I work for a company that may go bankrupt in the foreseeable future. I am eligible for "early retirement" immediately and, although presently working full-time, may find myself out of this job soon. I realize that my pension is guaranteed by PBGC. My question is, if you have to go to PBGC to get your pension money, are you penalized in any way (I heard rumors that you get pennies on the dollar)? Also, is it worthwhile to retire immediatley before we go into bankruptcy and thus get your total pension from PBGC if you are already receiving it when bankruptcy occurs. Thanks for any assistance!
A pensions lawyer has been in here a few times trolling for clients; you might be able to find his website with a web search.http://www.google.com/search?q=pension+recoveryNote: I am not a lawyer, I am not working for him, I am not a client of his; I have no idea whether he is ethical, I have no idea whether he is competent.Have you asked the PBGC itself? According to their website at www.pbgc.gov, most workers will get their full pension, but the maximum payout is limited by law. If you were the CEO, you probably won't get your full pension from PBGC; if you were the janitor you'll probably get the whole thing.Under federal pension law, the maximum pension guaranteed for workers in plans that terminate in 2002 is $3,579.55 a month (or $42,954.60 a year) for persons retiring at age 65. Maximum guarantees are adjusted for those who retire at ages younger or older than 65 or those who elect survivor benefits.

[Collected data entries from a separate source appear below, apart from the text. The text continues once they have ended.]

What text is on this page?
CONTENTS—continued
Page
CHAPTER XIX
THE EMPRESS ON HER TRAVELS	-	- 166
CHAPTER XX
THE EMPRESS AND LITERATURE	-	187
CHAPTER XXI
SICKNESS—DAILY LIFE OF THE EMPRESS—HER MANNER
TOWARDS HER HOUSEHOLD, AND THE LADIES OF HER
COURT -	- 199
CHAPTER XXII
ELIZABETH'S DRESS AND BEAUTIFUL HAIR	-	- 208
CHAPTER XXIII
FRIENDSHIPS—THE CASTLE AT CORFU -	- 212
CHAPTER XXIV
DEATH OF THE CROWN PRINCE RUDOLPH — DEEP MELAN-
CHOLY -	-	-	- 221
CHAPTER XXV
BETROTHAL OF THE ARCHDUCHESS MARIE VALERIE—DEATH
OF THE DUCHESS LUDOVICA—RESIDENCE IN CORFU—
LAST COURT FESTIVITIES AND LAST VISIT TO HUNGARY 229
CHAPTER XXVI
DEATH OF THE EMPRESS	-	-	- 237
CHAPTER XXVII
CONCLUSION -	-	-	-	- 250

I called and talked to clerks both times and neither could confirm that my pension would match dollar for dollar with what they provide. Their "max" may be a certain amount but their max could be a % of what I would normally get - terminology gets me. I tried to ask both clerks the question but they didn't seem to get what I was saying. e.g., if my pension guaranteed by my company is $1,900 per month, their "max" might be a prorated version or, say, $1,400. When it comes to government, I am always nervous of what they mean, especially when their representatives aren't sure themselves. Thanks for your response, however.

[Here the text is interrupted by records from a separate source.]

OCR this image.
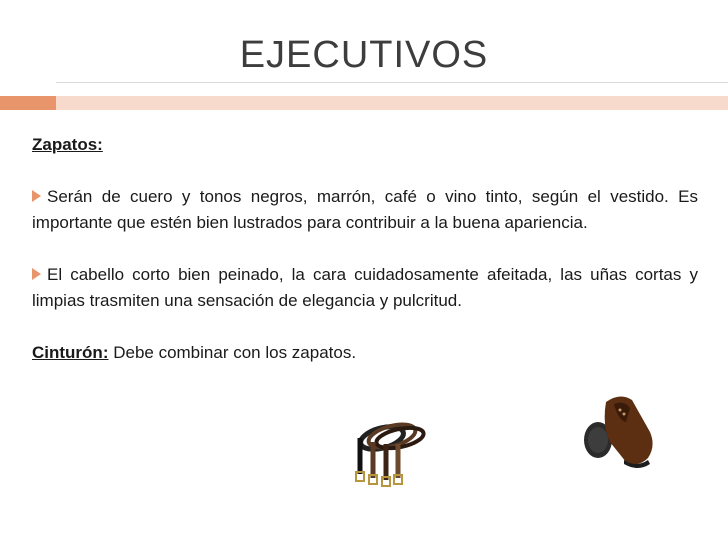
EJECUTIVOS
Zapatos:

Serán de cuero y tonos negros, marrón, café o vino tinto, según el vestido. Es importante que estén bien lustrados para contribuir a la buena apariencia.

El cabello corto bien peinado, la cara cuidadosamente afeitada, las uñas cortas y limpias trasmiten una sensación de elegancia y pulcritud.

Cinturón: Debe combinar con los zapatos.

The web site says that if you retire at age 65, no survivorship option, and your pension is under the limit, then it is guaranteed 100%. If you retire early, your benefit is less. I do not know if the PBGC uses the same reduction schedule for early retirement that your company would use if it were healthy.Let's see if I can explain using a hypothetical example..Joe is the CEO of a company. His defined pension benefit is $100,000 a year. The company goes broke right when Joe is age 65. His pension is guaranteed by the PBGC...to a point.You see, the maximum pension payout the PBGC pays out is $47,000 per person. So since Joe's pension was too high for the PBGC to insure it fully, Joe ends up only getting 47% of what he thought he was getting. That 47% number is not written in stone anywhere; it's only because of the ratio of Joe's entitled pension benefit to what the PBGC can pay.Someone with a defined benefit of $1900 per month, age 65, would be paid in full by the PBGC. However, if the person is younger than 65, their amount may vary. You need to contact them with your age and find out what is the maximum monthly payment they would make to you.